Search code examples
pythonlistgensimstop-words

Preprocessing a list of list removing stopwords for doc2vec using map without losing words order


I am implementing a simple doc2vec with gensim, not a word2vec

I need to remove stopwords without losing the correct order to a list of list.

Each list is a document and, as I understood for doc2vec, the model will have as input a list of TaggedDocuments

model = Doc2Vec(lst_tag_documents, vector_size=5, window=2, min_count=1, workers=4)

dataset = [['We should remove the stopwords from this example'],
     ['Otherwise the algo'],
     ["will not work correctly"],
     ['dont forget Gensim doc2vec takes list_of_list' ]]

STOPWORDS = ['we','i','will','the','this','from']


def word_filter(lst):
  lower=[word.lower() for word in lst]
  lst_ftred = [word for word in lower if not word in STOPWORDS]
  return lst_ftred

lst_lst_filtered= list(map(word_filter,dataset))
print(lst_lst_filtered)

Output:

[['we should remove the stopwords from this example'], ['otherwise the algo'], ['will not work correctly'], ['dont forget gensim doc2vec takes list_of_list']]

Expected Output:

[[' should remove the stopwords   example'], ['otherwise the algo'], [' not work correctly'], ['dont forget gensim doc2vec takes list_of_list']]

  • What was my mistake and how to fix?

  • There are other efficient ways to solve this issue without losing the proper order?


List of questions I examined before asking:

How to apply a function to each sublist of a list in python?

  • I studied this and tried to apply on my specific case

Removing stopwords from list of lists

  • The order is important I can't use set

Removing stopwords from a list of text files

  • This could be a possible solution is similar to what I have implemented.
  • I undestood that the difference, but I don't know how to deal with it.
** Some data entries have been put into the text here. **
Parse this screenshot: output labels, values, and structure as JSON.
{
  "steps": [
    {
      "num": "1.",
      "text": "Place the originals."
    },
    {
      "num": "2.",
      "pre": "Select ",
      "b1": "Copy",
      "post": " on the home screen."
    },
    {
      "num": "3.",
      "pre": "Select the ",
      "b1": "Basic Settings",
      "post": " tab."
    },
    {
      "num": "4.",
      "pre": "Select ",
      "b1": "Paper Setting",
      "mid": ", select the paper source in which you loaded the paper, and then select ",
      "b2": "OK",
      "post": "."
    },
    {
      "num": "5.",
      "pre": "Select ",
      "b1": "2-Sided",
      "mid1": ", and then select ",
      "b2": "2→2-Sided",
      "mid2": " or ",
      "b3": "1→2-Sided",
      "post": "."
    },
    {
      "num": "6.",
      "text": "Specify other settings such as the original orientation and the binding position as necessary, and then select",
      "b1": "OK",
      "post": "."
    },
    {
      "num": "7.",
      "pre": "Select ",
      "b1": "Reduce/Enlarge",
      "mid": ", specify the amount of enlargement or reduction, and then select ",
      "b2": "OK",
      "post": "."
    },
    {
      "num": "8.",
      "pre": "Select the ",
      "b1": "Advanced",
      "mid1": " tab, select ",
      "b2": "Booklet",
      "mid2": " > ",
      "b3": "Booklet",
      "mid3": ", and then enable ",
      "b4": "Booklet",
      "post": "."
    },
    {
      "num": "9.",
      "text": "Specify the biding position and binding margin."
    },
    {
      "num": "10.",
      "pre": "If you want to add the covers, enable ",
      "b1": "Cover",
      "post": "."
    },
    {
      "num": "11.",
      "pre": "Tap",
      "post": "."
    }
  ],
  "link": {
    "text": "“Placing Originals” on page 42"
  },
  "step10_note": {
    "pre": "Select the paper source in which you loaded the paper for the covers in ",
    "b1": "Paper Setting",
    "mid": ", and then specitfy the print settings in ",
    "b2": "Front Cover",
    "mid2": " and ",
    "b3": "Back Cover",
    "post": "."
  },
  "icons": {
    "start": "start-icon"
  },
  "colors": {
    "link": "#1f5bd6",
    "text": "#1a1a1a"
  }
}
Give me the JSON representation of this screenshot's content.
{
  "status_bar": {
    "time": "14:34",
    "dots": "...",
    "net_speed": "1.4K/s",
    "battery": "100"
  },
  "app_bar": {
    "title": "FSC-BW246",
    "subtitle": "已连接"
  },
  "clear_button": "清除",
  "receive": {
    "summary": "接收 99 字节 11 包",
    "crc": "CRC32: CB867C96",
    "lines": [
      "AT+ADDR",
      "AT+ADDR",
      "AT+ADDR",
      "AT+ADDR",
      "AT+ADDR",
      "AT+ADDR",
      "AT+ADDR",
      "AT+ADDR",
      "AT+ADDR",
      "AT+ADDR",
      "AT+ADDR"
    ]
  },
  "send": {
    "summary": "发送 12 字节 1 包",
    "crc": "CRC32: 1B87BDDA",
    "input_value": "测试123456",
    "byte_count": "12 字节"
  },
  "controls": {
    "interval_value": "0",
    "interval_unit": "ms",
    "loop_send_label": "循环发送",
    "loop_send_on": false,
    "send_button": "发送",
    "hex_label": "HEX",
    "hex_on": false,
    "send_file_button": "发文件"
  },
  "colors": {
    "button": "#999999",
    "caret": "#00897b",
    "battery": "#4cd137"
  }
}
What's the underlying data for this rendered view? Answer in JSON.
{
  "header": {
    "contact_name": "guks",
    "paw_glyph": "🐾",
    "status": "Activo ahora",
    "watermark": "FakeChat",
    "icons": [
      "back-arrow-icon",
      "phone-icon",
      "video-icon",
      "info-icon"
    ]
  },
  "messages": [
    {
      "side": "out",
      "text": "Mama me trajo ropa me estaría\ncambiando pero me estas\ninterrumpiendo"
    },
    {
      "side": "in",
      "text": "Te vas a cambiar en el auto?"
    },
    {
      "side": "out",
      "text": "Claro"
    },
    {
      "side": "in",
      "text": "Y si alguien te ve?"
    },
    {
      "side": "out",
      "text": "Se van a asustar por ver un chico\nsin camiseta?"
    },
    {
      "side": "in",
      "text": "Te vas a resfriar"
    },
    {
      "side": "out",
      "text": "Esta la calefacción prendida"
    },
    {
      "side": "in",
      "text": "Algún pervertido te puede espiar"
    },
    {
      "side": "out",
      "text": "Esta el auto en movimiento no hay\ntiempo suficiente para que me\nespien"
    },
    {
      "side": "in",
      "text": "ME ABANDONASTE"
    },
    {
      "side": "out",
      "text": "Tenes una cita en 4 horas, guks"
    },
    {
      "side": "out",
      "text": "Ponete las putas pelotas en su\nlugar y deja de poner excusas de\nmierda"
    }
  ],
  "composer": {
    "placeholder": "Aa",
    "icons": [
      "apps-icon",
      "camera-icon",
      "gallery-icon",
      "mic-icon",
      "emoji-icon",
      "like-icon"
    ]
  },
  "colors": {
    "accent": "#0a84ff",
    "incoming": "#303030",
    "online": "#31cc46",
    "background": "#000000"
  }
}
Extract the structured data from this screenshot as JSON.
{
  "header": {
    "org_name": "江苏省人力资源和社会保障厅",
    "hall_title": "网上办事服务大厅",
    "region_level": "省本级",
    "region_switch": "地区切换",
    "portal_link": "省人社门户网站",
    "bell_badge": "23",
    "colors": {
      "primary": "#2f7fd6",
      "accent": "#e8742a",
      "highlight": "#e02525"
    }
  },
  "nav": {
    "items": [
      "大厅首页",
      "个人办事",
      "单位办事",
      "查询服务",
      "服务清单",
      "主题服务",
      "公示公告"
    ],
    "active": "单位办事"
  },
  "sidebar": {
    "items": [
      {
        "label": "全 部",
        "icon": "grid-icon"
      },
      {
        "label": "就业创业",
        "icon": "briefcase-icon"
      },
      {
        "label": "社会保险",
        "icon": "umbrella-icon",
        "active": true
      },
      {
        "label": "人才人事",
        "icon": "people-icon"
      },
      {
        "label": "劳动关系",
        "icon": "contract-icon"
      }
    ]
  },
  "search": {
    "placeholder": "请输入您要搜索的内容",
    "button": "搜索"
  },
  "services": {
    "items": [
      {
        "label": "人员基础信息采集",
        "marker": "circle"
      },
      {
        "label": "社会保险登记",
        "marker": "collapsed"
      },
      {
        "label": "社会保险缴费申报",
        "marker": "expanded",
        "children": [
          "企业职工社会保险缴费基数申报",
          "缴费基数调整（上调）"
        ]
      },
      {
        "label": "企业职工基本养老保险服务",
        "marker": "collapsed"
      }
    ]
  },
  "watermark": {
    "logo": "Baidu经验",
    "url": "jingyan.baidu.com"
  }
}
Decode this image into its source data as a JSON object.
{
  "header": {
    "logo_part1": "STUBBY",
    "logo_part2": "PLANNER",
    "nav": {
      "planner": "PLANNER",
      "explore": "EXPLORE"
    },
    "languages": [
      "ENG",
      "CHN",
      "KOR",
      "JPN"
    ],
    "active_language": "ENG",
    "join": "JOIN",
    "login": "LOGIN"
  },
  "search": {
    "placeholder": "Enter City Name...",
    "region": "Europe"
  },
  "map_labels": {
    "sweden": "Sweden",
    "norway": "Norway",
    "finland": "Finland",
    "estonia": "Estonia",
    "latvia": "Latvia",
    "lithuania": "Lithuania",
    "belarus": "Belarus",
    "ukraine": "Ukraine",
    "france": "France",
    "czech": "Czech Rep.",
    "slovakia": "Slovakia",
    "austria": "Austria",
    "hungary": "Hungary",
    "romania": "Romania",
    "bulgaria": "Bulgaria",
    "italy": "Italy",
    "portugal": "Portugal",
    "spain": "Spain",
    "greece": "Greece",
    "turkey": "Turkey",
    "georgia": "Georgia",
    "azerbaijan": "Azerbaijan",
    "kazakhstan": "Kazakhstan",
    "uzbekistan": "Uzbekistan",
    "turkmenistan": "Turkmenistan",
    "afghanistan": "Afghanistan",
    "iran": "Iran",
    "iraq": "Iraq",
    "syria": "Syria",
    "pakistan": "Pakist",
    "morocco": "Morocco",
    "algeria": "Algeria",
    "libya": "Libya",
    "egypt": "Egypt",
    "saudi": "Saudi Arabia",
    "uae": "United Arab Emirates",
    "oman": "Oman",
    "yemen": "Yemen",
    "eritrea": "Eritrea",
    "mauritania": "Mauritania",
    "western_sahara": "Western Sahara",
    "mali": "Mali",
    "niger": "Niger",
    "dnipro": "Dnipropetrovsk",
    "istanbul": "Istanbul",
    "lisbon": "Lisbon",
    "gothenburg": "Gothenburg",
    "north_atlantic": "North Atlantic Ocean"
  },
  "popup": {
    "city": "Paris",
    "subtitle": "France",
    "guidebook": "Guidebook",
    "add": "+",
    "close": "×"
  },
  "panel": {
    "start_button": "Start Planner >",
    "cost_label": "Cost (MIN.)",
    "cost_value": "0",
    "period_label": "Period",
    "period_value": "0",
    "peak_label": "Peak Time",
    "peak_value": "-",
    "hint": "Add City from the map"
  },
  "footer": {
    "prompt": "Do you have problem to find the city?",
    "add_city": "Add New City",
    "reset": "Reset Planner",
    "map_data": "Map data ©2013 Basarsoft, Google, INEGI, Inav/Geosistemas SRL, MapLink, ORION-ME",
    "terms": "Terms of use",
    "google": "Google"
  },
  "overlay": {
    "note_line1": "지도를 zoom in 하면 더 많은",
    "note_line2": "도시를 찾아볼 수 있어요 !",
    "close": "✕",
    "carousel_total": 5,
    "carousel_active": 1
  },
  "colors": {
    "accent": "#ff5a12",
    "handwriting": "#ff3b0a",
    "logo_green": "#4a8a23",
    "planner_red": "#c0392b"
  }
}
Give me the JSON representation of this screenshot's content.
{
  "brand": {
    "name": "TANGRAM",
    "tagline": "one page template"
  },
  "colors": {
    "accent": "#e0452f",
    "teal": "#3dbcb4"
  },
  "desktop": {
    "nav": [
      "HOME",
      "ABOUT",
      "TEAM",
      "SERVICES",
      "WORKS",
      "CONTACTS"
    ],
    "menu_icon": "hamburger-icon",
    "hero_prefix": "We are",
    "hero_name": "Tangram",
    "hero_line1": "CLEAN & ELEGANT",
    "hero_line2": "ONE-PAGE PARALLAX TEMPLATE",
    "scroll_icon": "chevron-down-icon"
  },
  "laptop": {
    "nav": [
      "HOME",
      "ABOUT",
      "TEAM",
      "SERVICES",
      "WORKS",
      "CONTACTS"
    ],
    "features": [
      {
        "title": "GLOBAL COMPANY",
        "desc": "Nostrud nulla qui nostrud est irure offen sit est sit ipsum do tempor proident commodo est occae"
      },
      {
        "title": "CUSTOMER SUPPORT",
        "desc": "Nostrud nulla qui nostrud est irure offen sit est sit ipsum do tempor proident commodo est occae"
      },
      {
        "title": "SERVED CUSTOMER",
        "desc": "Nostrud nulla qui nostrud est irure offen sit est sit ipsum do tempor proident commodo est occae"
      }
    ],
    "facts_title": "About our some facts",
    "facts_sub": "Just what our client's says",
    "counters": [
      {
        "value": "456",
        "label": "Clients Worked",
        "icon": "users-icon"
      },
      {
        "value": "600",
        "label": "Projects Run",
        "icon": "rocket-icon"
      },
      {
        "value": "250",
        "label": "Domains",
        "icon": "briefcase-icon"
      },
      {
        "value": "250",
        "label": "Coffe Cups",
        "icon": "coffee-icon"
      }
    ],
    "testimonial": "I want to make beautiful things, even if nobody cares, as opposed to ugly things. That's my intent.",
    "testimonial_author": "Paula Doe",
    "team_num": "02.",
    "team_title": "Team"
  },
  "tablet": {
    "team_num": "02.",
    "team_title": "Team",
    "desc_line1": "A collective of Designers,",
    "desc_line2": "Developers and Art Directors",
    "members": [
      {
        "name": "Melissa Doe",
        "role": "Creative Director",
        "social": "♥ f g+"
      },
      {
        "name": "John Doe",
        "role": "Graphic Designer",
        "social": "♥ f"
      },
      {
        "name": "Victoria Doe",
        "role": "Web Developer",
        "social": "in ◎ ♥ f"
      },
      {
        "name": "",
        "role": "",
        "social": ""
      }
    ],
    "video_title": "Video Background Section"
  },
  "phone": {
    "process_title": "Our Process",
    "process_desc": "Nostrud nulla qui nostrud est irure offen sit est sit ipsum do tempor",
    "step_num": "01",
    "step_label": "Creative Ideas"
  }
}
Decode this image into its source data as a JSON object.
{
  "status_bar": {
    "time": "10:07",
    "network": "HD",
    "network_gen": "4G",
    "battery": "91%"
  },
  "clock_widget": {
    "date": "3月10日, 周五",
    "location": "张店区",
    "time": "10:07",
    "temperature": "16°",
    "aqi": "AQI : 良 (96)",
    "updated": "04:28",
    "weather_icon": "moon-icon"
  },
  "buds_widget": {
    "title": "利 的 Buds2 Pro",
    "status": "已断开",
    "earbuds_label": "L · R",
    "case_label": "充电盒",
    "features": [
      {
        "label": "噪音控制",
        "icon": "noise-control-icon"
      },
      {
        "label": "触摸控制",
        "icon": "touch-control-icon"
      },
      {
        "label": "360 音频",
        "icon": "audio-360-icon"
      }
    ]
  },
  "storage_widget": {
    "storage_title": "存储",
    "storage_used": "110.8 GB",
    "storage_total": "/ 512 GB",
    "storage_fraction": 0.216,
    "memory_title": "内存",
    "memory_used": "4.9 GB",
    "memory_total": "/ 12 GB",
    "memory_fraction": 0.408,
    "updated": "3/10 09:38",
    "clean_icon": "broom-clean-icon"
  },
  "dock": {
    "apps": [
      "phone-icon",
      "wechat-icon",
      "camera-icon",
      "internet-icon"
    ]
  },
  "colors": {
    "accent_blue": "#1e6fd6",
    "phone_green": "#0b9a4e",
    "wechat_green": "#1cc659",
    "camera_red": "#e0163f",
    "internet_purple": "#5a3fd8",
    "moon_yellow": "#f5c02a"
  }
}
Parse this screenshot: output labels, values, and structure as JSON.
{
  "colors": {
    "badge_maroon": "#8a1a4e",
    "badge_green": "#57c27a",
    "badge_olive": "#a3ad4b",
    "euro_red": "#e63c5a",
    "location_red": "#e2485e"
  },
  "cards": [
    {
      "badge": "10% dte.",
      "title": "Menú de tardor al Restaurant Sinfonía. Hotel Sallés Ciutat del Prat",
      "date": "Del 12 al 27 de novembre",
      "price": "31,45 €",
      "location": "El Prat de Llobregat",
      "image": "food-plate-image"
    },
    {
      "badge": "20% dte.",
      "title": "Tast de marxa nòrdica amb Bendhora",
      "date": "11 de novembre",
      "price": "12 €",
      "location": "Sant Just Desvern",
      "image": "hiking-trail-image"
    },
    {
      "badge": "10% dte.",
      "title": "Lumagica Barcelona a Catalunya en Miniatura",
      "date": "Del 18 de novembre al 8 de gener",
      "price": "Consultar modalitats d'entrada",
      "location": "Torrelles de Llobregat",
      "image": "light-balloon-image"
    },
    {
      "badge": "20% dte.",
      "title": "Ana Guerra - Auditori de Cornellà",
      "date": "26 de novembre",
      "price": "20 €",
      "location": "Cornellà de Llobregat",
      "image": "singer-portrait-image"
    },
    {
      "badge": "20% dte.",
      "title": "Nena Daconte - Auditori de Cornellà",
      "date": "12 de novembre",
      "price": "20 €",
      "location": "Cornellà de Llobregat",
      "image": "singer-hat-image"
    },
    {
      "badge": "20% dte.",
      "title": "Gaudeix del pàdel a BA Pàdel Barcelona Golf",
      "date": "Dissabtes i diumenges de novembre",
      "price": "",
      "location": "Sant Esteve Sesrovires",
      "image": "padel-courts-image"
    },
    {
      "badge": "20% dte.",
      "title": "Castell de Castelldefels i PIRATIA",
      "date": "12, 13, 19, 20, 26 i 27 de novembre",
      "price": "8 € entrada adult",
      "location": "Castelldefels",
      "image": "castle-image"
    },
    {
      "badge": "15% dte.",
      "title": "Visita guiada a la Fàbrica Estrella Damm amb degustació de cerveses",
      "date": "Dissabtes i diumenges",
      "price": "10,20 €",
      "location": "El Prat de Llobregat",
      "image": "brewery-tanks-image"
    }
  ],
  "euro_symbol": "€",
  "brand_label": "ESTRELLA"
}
In my case the document is not tokenized (and should not be tokenized because is a doc2vec not a word2vec)

How to remove stop words using nltk or python

  • In this question the SO is dealing with a list not a list of list

Solution

  • lower is a list of one element, word not in STOPWORDS will return False. Take the first item in the list with index and split by blank space

    lst_ftred = ' '.join([word for word in lower[0].split() if word not in STOPWORDS])
    # output: ['should remove stopwords example', 'otherwise algo', 'not work correctly', 'dont forget gensim doc2vec takes list_of_list']
    # 'the' is also in STOPWORDS